The question of “why” has been here it seams forever. Why me? Why do I feel so sad sometimes. It isn't an irrational way to feel about my life and how it's turned out. It really has taken the less-traveled path.
That's how it has been going for years. Life takes me to unlucky places. It hands me hardship and pain and not much forgiveness or understanding. Why? what I've done to deserve such bad luck and path. I want to know.
I, like anyone else, need support but because I am proud I don't ask. I see myself the way I always was....strong...physically and mentally. It brings me down to see myself the way I am now. Searching for someone who can support you may seam so simple. Look to your right side...your sig other.

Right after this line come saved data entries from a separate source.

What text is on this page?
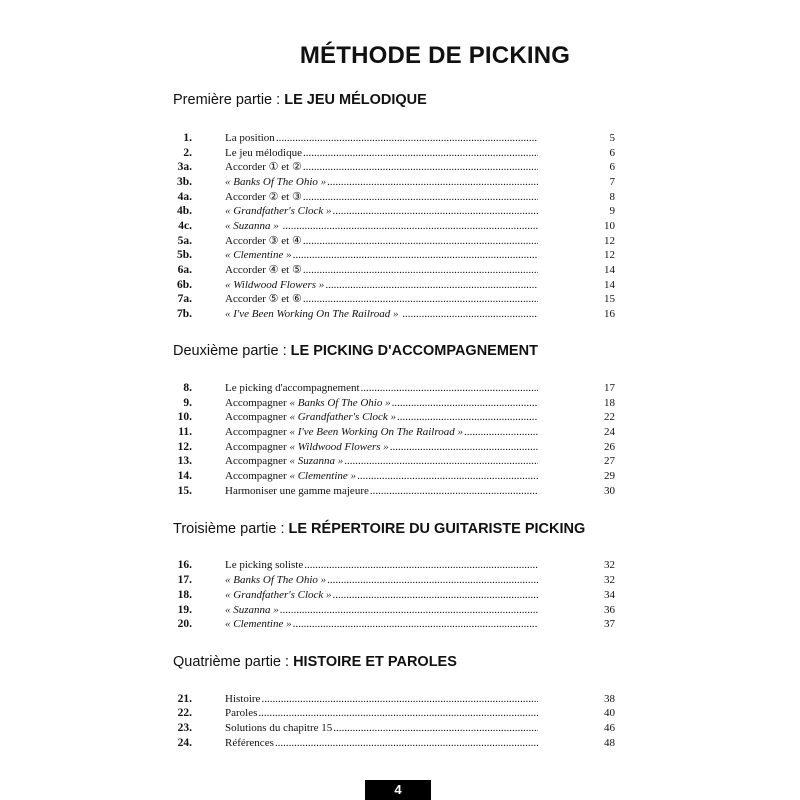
MÉTHODE DE PICKING
Première partie : LE JEU MÉLODIQUE
1.	La position .....	5
2.	Le jeu mélodique .....	6
3a.	Accorder ① et ② .....	6
3b.	« Banks Of The Ohio » .....	7
4a.	Accorder ② et ③ .....	8
4b.	« Grandfather's Clock » .....	9
4c.	« Suzanna » .....	10
5a.	Accorder ③ et ④ .....	12
5b.	« Clementine » .....	12
6a.	Accorder ④ et ⑤ .....	14
6b.	« Wildwood Flowers » .....	14
7a.	Accorder ⑤ et ⑥ .....	15
7b.	« I've Been Working On The Railroad » .....	16
Deuxième partie : LE PICKING D'ACCOMPAGNEMENT
8.	Le picking d'accompagnement .....	17
9.	Accompagner « Banks Of The Ohio » .....	18
10.	Accompagner « Grandfather's Clock » .....	22
11.	Accompagner « I've Been Working On The Railroad » .....	24
12.	Accompagner « Wildwood Flowers » .....	26
13.	Accompagner « Suzanna » .....	27
14.	Accompagner « Clementine » .....	29
15.	Harmoniser une gamme majeure .....	30
Troisième partie : LE RÉPERTOIRE DU GUITARISTE PICKING
16.	Le picking soliste .....	32
17.	« Banks Of The Ohio » .....	32
18.	« Grandfather's Clock » .....	34
19.	« Suzanna » .....	36
20.	« Clementine » .....	37
Quatrième partie : HISTOIRE ET PAROLES
21.	Histoire .....	38
22.	Paroles .....	40
23.	Solutions du chapitre 15 .....	46
24.	Références .....	48
4
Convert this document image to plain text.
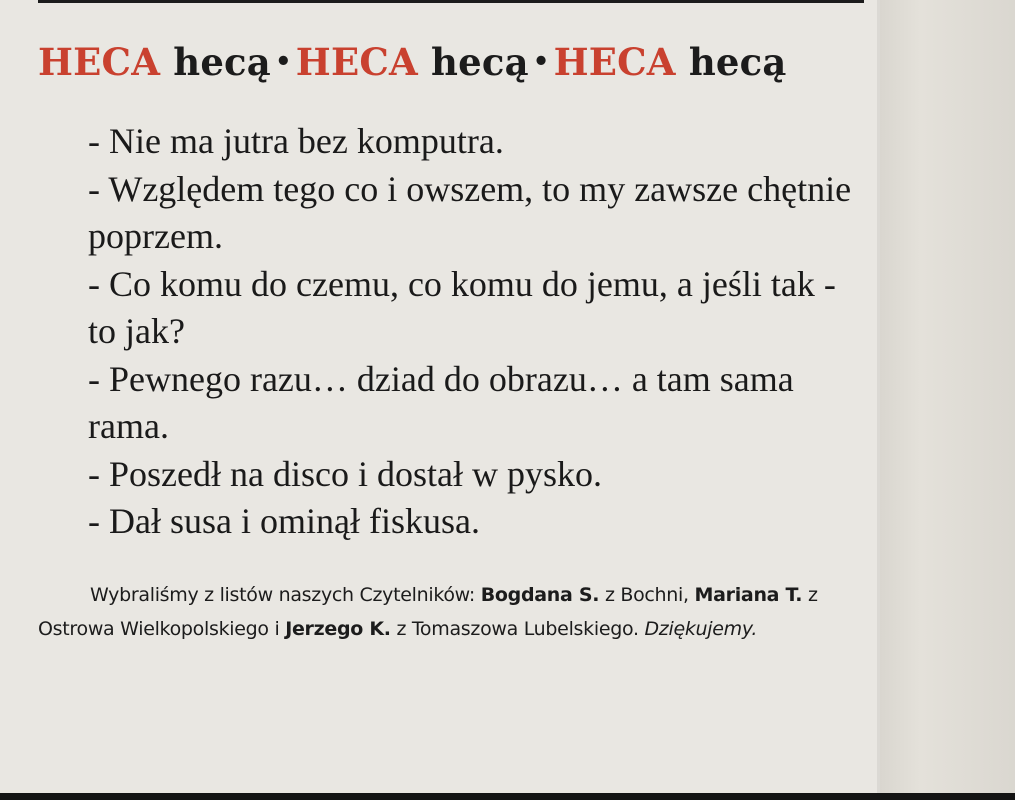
HECA hecą • HECA hecą • HECA hecą

- Nie ma jutra bez komputra.

- Względem tego co i owszem, to my zawsze chętnie poprzem.

- Co komu do czemu, co komu do jemu, a jeśli tak - to jak?

- Pewnego razu… dziad do obrazu… a tam sama rama.

- Poszedł na disco i dostał w pysko.

- Dał susa i ominął fiskusa.

Wybraliśmy z listów naszych Czytelników: Bogdana S. z Bochni, Mariana T. z Ostrowa Wielkopolskiego i Jerzego K. z Tomaszowa Lubelskiego. Dziękujemy.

My voice feels silenced and misunderstood from the only person who could possibly hear it. My sig other lives in a world self-created and built of things real and imagined. When do I know if he is there for me or not? Does he hear me through that blank stair when I tell him I'm in pain. When I tell him I am in physical pain he might say "are you alright" but mostly he just keeps staring. Maybe he is tired of hearing it. Doesn't he think I am tired of being in it? I am!I am tired of saying it.
I am exhausted of the energy it takes to not let it get me down. It is easier to just give in and feel really bad about how tortured I am and feel sad for myself sometimes. I make myself sick thinking about how I wish things were (in the past) and not accepting how they are now. Mostly I do pretty well with acceptance but today …...is a bad day.